Burden of Destiny
For trumpet and piano
Burden of Destiny (2009)
for trumpet and piano
Written for by Chris Martin (principal trumpet, Chicago Symphony). Premiered in May of 2009, at the International Trumpet Guild conference in Harrisburg, PA
In the winter of 2007, the Chicago Symphony was on a Florida tour, which included Naples, where I was living at the time. After their performance, I had the opportunity to meet Chris Martin (Principal Trumpet), where he implied that it would be nice someday to get a new piece from me. Two years later, which included my family’s move from Naples to Chicago, and after many text-messages and emails, the opportunity finally presented itself in the form of a recital to be held at the International Trumpet Guild’s (ITG) Conference, to be held in Harrisburg, PA.When considering what to write for Chris, I was looking to do something that would be a relatively serious piece, and one that would represent both of our ties to Chicago (I am originally from the area). It was during this search that I was reminded of Carl Sandburg’s poem, ‘Chicago’, and I decided to give it a read to see what might serve as inspiration.

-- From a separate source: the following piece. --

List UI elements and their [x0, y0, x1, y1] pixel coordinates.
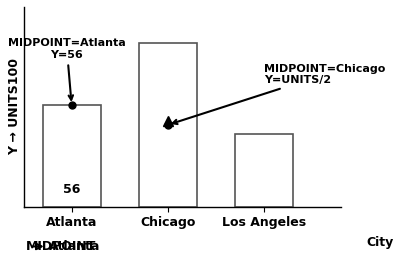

Those of us from the city are well aware of the famous lines “Hog butcher for the World” or “City of Big Shoulders” – but it was a line describing the city, hidden later in the poem, that caught my eye: “Under the terrible burden of destiny laughing as a young man laughs.” The idea of being burdened by something unknown, such as destiny, struck a chord with me, and inspired me to being work on the piece.The piece immediately takes on a serious nature, starting almost hauntingly slowly and simply, not yet daring to take on the impending difficulty which is sure to come at any time. The challenges do in fact arrive, and it is during these moments that I strove to portray some of Chicago’s known qualities, the working man’s city, “strong and cunning”, a “tall bold slugger set vivid against the little soft cities.” I wanted to write a strong piece, full of action and weight, all the while showing off what I believe to be Chris Martin’s best qualities as a musician: which in a word would basically be: Everything.
I do believe the piece could also be done as a multi-media venture, using a narrator to read the poem, either before, or interspersed throughout the performance of the 9 minute work.